A former student of environmental studies and landscape architecture, I see my life experiences as part of a frustrated search for the ideal in the natural world.  Growing up in Cleveland, Ohio, and restless for the unfamiliar, I developed a fascination with natural phenomena from books and television - one that I expressed through painting and drawing. Yearly family vacations to Florida, and subsequent travel to Hawaii, the Galapagos, Costa Rica, East Africa and the western United States during my teenage and early college years, soon focused this interest on botany (particularly palms and succulents) alongside a fixation with volcanic cones.  The Galapagos and Hawaii experiences in particular - striking juxtapositions of wet and dry, complex volcanic topography, and oddly scale-less landscapes- drew me increasingly to small islands and other locales with dramatically diverse natural environments compressed into walkable, completely “knowable” scales.  This attraction developed into an obsession, to the point where actual places would rarely measure up to the images that had already developed in my head. 

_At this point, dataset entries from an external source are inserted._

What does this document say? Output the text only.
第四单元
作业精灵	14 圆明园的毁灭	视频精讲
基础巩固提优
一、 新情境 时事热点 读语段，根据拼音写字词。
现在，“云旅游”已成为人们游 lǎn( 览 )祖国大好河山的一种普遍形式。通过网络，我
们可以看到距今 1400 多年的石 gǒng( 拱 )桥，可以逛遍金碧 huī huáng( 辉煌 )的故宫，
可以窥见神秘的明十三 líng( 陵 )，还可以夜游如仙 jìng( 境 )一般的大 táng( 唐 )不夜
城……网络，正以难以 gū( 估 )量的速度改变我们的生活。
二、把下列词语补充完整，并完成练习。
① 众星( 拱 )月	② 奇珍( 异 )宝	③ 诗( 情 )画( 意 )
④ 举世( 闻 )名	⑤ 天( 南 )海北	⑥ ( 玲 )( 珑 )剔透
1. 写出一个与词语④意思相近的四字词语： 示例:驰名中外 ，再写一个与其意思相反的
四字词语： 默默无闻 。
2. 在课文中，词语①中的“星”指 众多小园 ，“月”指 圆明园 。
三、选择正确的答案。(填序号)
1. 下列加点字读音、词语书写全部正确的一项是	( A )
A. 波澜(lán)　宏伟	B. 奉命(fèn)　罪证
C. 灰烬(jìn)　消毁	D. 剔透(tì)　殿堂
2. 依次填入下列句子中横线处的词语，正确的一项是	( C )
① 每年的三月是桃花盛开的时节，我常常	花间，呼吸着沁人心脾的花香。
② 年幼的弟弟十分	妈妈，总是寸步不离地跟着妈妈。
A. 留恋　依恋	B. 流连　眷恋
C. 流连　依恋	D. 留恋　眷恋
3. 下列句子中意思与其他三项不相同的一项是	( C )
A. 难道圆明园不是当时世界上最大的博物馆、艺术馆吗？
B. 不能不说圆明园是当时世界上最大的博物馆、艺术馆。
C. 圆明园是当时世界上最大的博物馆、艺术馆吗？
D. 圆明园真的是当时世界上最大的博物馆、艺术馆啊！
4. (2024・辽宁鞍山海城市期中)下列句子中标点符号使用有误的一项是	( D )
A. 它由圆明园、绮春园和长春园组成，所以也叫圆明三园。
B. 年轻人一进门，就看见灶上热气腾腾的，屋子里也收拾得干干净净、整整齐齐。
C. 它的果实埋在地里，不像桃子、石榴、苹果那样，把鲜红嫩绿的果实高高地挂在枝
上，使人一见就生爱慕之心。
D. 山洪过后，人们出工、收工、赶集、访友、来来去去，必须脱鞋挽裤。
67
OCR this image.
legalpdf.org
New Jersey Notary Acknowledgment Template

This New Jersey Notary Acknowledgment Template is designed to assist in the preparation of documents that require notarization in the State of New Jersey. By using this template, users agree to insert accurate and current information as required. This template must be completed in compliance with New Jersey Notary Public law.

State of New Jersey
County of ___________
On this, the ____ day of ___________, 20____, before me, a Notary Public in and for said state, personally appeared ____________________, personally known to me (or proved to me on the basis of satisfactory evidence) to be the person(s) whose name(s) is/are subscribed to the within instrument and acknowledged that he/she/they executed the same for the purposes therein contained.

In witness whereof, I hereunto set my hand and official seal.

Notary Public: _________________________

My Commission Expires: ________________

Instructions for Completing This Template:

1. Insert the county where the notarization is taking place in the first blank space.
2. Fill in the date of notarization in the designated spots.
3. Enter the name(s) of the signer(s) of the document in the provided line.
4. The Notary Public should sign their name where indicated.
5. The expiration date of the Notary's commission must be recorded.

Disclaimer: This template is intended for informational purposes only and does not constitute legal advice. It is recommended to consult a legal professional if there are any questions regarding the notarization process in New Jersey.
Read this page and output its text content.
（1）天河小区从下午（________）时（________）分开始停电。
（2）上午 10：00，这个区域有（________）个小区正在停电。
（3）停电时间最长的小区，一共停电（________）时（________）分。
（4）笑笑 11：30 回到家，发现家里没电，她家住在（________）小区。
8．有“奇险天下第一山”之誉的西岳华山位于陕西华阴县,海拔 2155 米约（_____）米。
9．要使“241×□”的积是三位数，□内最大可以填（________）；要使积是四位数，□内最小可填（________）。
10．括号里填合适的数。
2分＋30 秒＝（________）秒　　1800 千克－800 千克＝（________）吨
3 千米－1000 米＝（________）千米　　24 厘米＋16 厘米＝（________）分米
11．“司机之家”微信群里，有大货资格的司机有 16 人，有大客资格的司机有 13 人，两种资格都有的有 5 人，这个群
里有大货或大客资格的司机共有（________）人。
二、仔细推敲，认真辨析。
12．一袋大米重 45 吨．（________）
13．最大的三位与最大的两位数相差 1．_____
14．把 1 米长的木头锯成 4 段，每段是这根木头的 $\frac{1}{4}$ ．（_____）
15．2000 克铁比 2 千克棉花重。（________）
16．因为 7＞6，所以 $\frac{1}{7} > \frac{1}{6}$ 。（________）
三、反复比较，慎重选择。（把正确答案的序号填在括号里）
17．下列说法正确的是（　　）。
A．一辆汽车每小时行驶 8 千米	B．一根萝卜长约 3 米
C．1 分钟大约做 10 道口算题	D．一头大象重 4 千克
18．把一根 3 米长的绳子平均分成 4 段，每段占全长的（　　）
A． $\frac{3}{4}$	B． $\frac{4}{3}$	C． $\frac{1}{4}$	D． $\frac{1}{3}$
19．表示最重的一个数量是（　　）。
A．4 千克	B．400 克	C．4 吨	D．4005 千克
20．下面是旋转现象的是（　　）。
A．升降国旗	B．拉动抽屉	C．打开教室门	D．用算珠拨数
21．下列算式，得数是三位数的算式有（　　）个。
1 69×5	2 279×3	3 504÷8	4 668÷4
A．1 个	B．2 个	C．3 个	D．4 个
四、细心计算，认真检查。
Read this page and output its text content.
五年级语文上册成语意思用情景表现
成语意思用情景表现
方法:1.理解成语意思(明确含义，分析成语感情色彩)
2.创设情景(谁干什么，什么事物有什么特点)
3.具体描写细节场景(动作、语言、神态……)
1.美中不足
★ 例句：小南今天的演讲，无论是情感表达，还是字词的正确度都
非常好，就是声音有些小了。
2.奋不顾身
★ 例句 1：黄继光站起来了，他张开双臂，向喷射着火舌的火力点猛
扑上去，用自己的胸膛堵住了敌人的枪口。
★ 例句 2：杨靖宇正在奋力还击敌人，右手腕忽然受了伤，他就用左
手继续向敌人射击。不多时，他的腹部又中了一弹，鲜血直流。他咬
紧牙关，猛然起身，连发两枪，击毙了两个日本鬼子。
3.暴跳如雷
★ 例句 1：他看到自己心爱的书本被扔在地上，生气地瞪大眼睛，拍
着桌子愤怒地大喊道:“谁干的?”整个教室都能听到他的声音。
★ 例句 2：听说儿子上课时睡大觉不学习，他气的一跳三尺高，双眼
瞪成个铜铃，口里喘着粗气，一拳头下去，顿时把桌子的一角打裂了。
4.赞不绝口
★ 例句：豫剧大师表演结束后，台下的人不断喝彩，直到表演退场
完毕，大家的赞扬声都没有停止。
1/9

I graduated from Stanford in 2000, where I studied Human Biology (focusing on environmental topics) and took courses in ecology, geology, botany, linguistics, photography, painting, and art history. This experience - including a semester abroad in Madagascar focusing on ecology and conservation, and an internship in Peru creating a guidebook on Amazonian palms - solidified the growing realization that my environmental interests, more driven by idealized versions of environments than the complexities of actual ecosystems and geological features, were more artistic than scientific. In 2004, I completed a three-year masters program in landscape architecture at Harvard’s Graduate School of Design, planning to build a career upon designing and constructing these ideal landscapes. The profession proved to be a relatively good fit.  But, I quickly learned that due to the practical requirements of professional practice, most of my visions could still only exist in the imagination - or as artwork.  Soon after graduation, my longing to realize these visions drew me to photomontage, which ultimately led to my explorations in oils and watercolors.